The bill of lading is an important legal document that specifies exactly which vehicle will be transported, where it is being transported to and from, and who is doing the transport. It also includes detailed information regarding the condition of the vehicle before it is turned over to the transportation company and then the condition of the vehicle is documented again before it is handed back over to the owner. Essentially, this document serves as a legal contract between the transport company and the owner of the vehicle. The law requires that a bill of lading be prepared by the auto transport company prior to shipment. It acts as a receipt for record-keeping and it is also required by insurance companies should a claim need to be made on a vehicle that was shipped. This document should be prepared by the auto shipping company, and both the owner of the vehicle and the driver hauling the shipment must receive a copy prior to shipment.
What Information is Included on the Bill of Lading?
There are six important pieces of information that must be included on the bill of lading and these include:
- Shipping Company and Driver Details– The bill of lading should include which transport company is handling the shipment as well as their address, contact number, the motor carrier ID number of the carrier, and details of the driver.

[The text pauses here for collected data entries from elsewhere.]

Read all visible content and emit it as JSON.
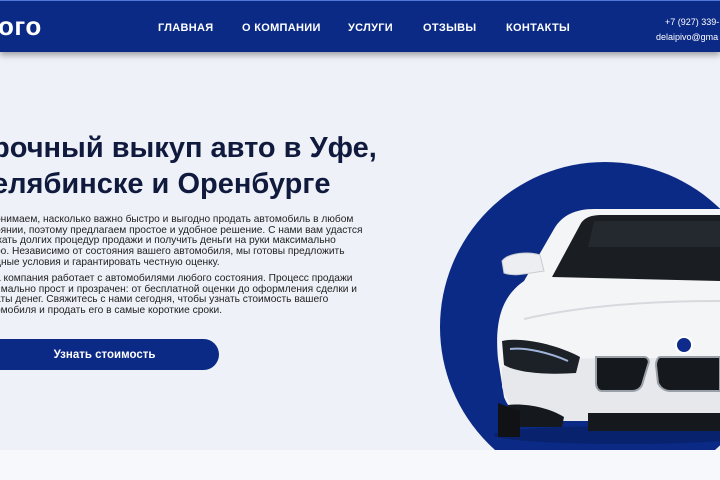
{
  "header": {
    "logo": "ого",
    "nav": [
      "ГЛАВНАЯ",
      "О КОМПАНИИ",
      "УСЛУГИ",
      "ОТЗЫВЫ",
      "КОНТАКТЫ"
    ],
    "phone": "+7 (927) 339-",
    "email": "delaipivo@gma"
  },
  "hero": {
    "title_lines": [
      "рочный выкуп авто в Уфе,",
      "елябинске и Оренбурге"
    ],
    "paragraph1": [
      "онимаем, насколько важно быстро и выгодно продать автомобиль в любом",
      "оянии, поэтому предлагаем простое и удобное решение. С нами вам удастся",
      "жать долгих процедур продажи и получить деньги на руки максимально",
      "ро. Независимо от состояния вашего автомобиля, мы готовы предложить",
      "дные условия и гарантировать честную оценку."
    ],
    "paragraph2": [
      "а компания работает с автомобилями любого состояния. Процесс продажи",
      "имально прост и прозрачен: от бесплатной оценки до оформления сделки и",
      "аты денег. Свяжитесь с нами сегодня, чтобы узнать стоимость вашего",
      "омобиля и продать его в самые короткие сроки."
    ],
    "cta_label": "Узнать стоимость"
  },
  "colors": {
    "brand": "#0b2a86",
    "text": "#0f1a3d",
    "background": "#eef1f8"
  }
}
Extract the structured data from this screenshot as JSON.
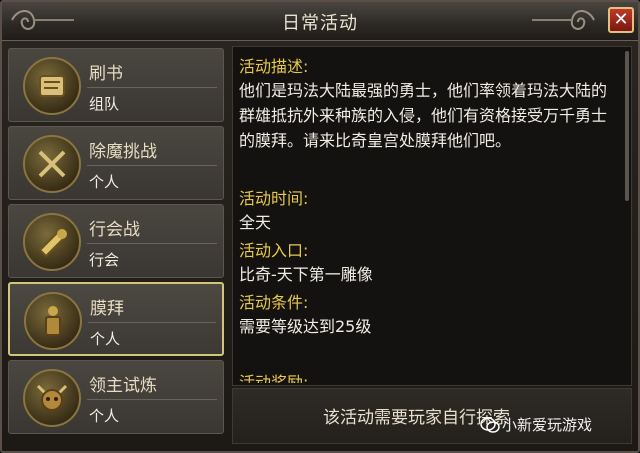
{
  "window": {
    "title": "日常活动",
    "close_label": "✕"
  },
  "sidebar": {
    "items": [
      {
        "name": "刷书",
        "type": "组队",
        "icon": "scroll-icon"
      },
      {
        "name": "除魔挑战",
        "type": "个人",
        "icon": "crossed-swords-icon"
      },
      {
        "name": "行会战",
        "type": "行会",
        "icon": "war-horn-icon"
      },
      {
        "name": "膜拜",
        "type": "个人",
        "icon": "statue-icon",
        "selected": true
      },
      {
        "name": "领主试炼",
        "type": "个人",
        "icon": "demon-lord-icon"
      }
    ]
  },
  "detail": {
    "desc_label": "活动描述:",
    "desc_text": "他们是玛法大陆最强的勇士，他们率领着玛法大陆的群雄抵抗外来种族的入侵，他们有资格接受万千勇士的膜拜。请来比奇皇宫处膜拜他们吧。",
    "time_label": "活动时间:",
    "time_value": "全天",
    "entry_label": "活动入口:",
    "entry_value": "比奇-天下第一雕像",
    "cond_label": "活动条件:",
    "cond_value": "需要等级达到25级",
    "reward_label": "活动奖励:"
  },
  "footer": {
    "text": "该活动需要玩家自行探索"
  },
  "watermark": {
    "text": "小新爱玩游戏"
  },
  "colors": {
    "label": "#e6c94a",
    "text": "#f0ece4",
    "selected_border": "#cfc67a"
  }
}
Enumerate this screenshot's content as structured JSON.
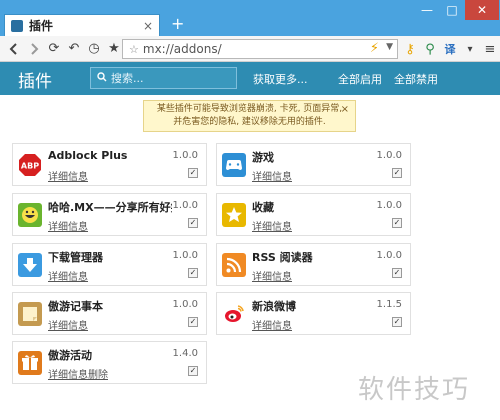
{
  "browser": {
    "tab_title": "插件",
    "tab_close": "×",
    "new_tab": "+",
    "window_controls": {
      "minimize": "—",
      "maximize": "□",
      "close": "✕"
    },
    "url": "mx://addons/",
    "nav_icons": [
      "back-icon",
      "forward-icon",
      "refresh-icon",
      "undo-icon",
      "history-icon",
      "favorite-icon",
      "bookmark-star-icon"
    ]
  },
  "header": {
    "title": "插件",
    "search_placeholder": "搜索...",
    "get_more": "获取更多...",
    "enable_all": "全部启用",
    "disable_all": "全部禁用",
    "colors": {
      "bar": "#2e8cb2",
      "text": "#ffffff"
    }
  },
  "warning": {
    "line1": "某些插件可能导致浏览器崩溃, 卡死, 页面异常,",
    "line2": "并危害您的隐私, 建议移除无用的插件.",
    "close": "×"
  },
  "plugins": [
    {
      "name": "Adblock Plus",
      "version": "1.0.0",
      "detail": "详细信息",
      "enabled": true,
      "icon": "abp-stop-icon",
      "color": "#d62020"
    },
    {
      "name": "游戏",
      "version": "1.0.0",
      "detail": "详细信息",
      "enabled": true,
      "icon": "gamepad-icon",
      "color": "#2d8fd5"
    },
    {
      "name": "哈哈.MX——分享所有好笑的...",
      "version": "1.0.0",
      "detail": "详细信息",
      "enabled": true,
      "icon": "smiley-icon",
      "color": "#6ab42e"
    },
    {
      "name": "收藏",
      "version": "1.0.0",
      "detail": "详细信息",
      "enabled": true,
      "icon": "star-icon",
      "color": "#e8b800"
    },
    {
      "name": "下载管理器",
      "version": "1.0.0",
      "detail": "详细信息",
      "enabled": true,
      "icon": "download-arrow-icon",
      "color": "#3b9ae0"
    },
    {
      "name": "RSS 阅读器",
      "version": "1.0.0",
      "detail": "详细信息",
      "enabled": true,
      "icon": "rss-icon",
      "color": "#f08a24"
    },
    {
      "name": "傲游记事本",
      "version": "1.0.0",
      "detail": "详细信息",
      "enabled": true,
      "icon": "notepad-icon",
      "color": "#c49a50"
    },
    {
      "name": "新浪微博",
      "version": "1.1.5",
      "detail": "详细信息",
      "enabled": true,
      "icon": "weibo-icon",
      "color": "#e6162d"
    },
    {
      "name": "傲游活动",
      "version": "1.4.0",
      "detail": "详细信息",
      "remove": "删除",
      "enabled": true,
      "icon": "gift-icon",
      "color": "#e07a1c"
    }
  ],
  "watermark": "软件技巧"
}
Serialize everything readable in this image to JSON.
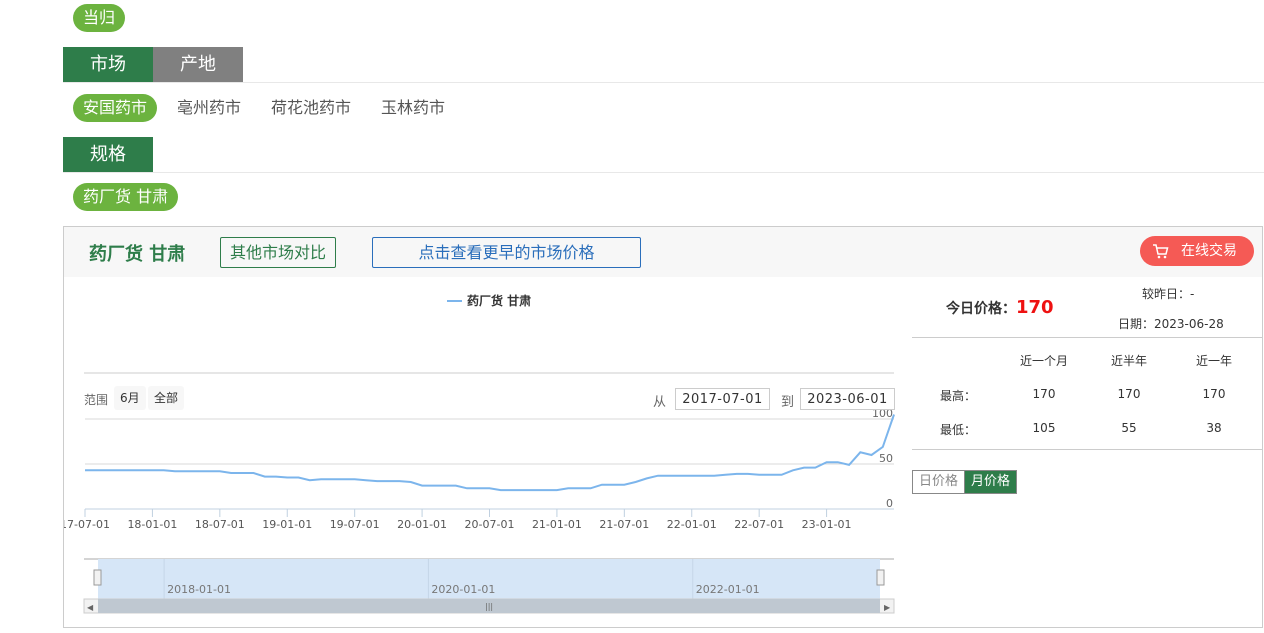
{
  "category_pill": "当归",
  "filter_tabs": [
    {
      "label": "市场",
      "active": true
    },
    {
      "label": "产地",
      "active": false
    }
  ],
  "markets": [
    {
      "label": "安国药市",
      "active": true
    },
    {
      "label": "亳州药市",
      "active": false
    },
    {
      "label": "荷花池药市",
      "active": false
    },
    {
      "label": "玉林药市",
      "active": false
    }
  ],
  "spec_tab": "规格",
  "spec_pill": "药厂货 甘肃",
  "panel": {
    "title": "药厂货 甘肃",
    "compare_button": "其他市场对比",
    "earlier_button": "点击查看更早的市场价格",
    "trade_button": "在线交易",
    "trade_icon": "cart-icon",
    "range_label": "范围",
    "range_buttons": [
      "6月",
      "全部"
    ],
    "from_label": "从",
    "to_label": "到",
    "from_date": "2017-07-01",
    "to_date": "2023-06-01"
  },
  "price_info": {
    "today_label": "今日价格：",
    "today_value": "170",
    "vs_yesterday": "较昨日：-",
    "date": "日期：2023-06-28",
    "columns": [
      "近一个月",
      "近半年",
      "近一年"
    ],
    "rows": [
      {
        "label": "最高：",
        "values": [
          "170",
          "170",
          "170"
        ]
      },
      {
        "label": "最低：",
        "values": [
          "105",
          "55",
          "38"
        ]
      }
    ],
    "period_buttons": [
      {
        "label": "日价格",
        "active": false
      },
      {
        "label": "月价格",
        "active": true
      }
    ]
  },
  "chart_data": {
    "type": "line",
    "title": "",
    "legend": [
      "药厂货 甘肃"
    ],
    "legend_position": "top-center",
    "xlabel": "",
    "ylabel": "",
    "ylim": [
      0,
      100
    ],
    "y_ticks": [
      "0",
      "50",
      "100"
    ],
    "y_axis_side": "right",
    "x_tick_labels": [
      "17-07-01",
      "18-01-01",
      "18-07-01",
      "19-01-01",
      "19-07-01",
      "20-01-01",
      "20-07-01",
      "21-01-01",
      "21-07-01",
      "22-01-01",
      "22-07-01",
      "23-01-01"
    ],
    "x_start": "2017-07",
    "x_interval": "month",
    "grid": true,
    "series": [
      {
        "name": "药厂货 甘肃",
        "color": "#7cb5ec",
        "values": [
          43,
          43,
          43,
          43,
          43,
          43,
          43,
          43,
          42,
          42,
          42,
          42,
          42,
          40,
          40,
          40,
          36,
          36,
          35,
          35,
          32,
          33,
          33,
          33,
          33,
          32,
          31,
          31,
          31,
          30,
          26,
          26,
          26,
          26,
          23,
          23,
          23,
          21,
          21,
          21,
          21,
          21,
          21,
          23,
          23,
          23,
          27,
          27,
          27,
          30,
          34,
          37,
          37,
          37,
          37,
          37,
          37,
          38,
          39,
          39,
          38,
          38,
          38,
          43,
          46,
          46,
          52,
          52,
          49,
          63,
          60,
          69,
          105
        ]
      }
    ],
    "navigator": {
      "labels": [
        "2018-01-01",
        "2020-01-01",
        "2022-01-01"
      ],
      "range": [
        "2017-07-01",
        "2023-06-01"
      ]
    }
  }
}
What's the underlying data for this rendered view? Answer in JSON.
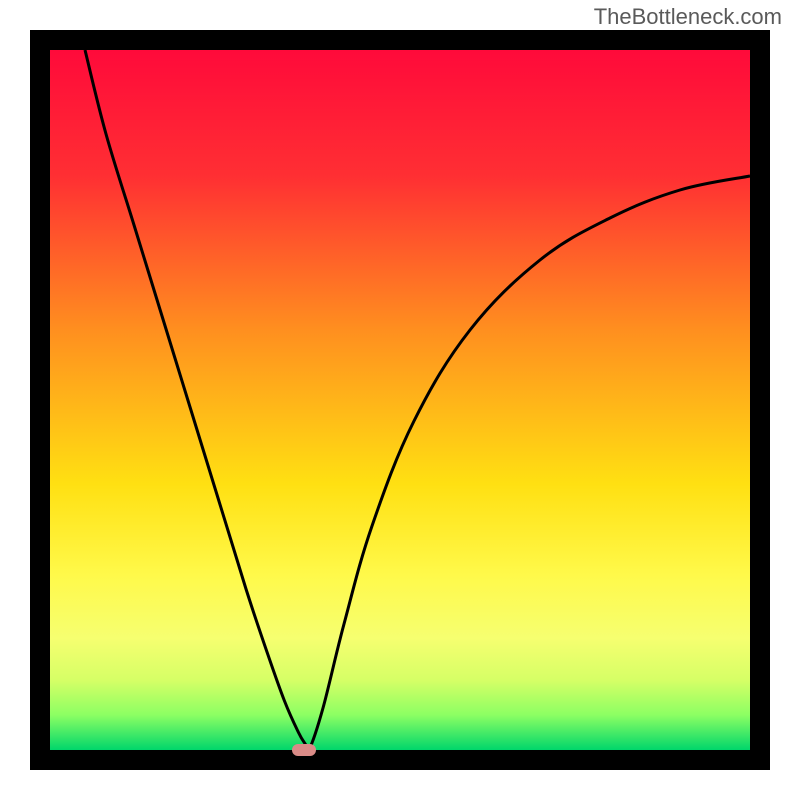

Should the vehicle be transferred to another carrier along the way this information must also be included.
- Pickup and Delivery Information- Every BoL should also state the exact time, date, and location of pickup as well as an estimated delivery date and the delivery location.
- General Vehicle Information- The BoL should include information about the vehicle being transported including the year, make, model, color, license plate number, and VIN number.
- Vehicle Condition- Prior to shipment, the owner of the vehicle and the transport driver will perform an inspection of the vehicle and document its condition. Any physical damage such as scratches, dings, or dents should be noted on the BoL. This same inspection will be performed upon delivery of the vehicle and any damage should be reported immediately and noted on the BoL. This is required for insurance claims.
- Payment Information and Terms and Conditions- The BoL should contain information regarding the form of payment being used, as well as any deposits or advanced payments that may have been made. It should also include any specific terms and conditions that have been agreed upon.
- Signature- Finally, the vehicle owner, driver, and shipper must sign off on the BoL before the vehicle can be shipped.
The bill of lading is an extremely important legal document that protects both the owner of the vehicle and the shipping company against damage, payment fraud, or fraudulent insurance claims. It is required by law and allows a shipping company to transport one’s personal vehicle from one location to another. It acts as proof of transport and must be signed upon delivery and pickup of the vehicle.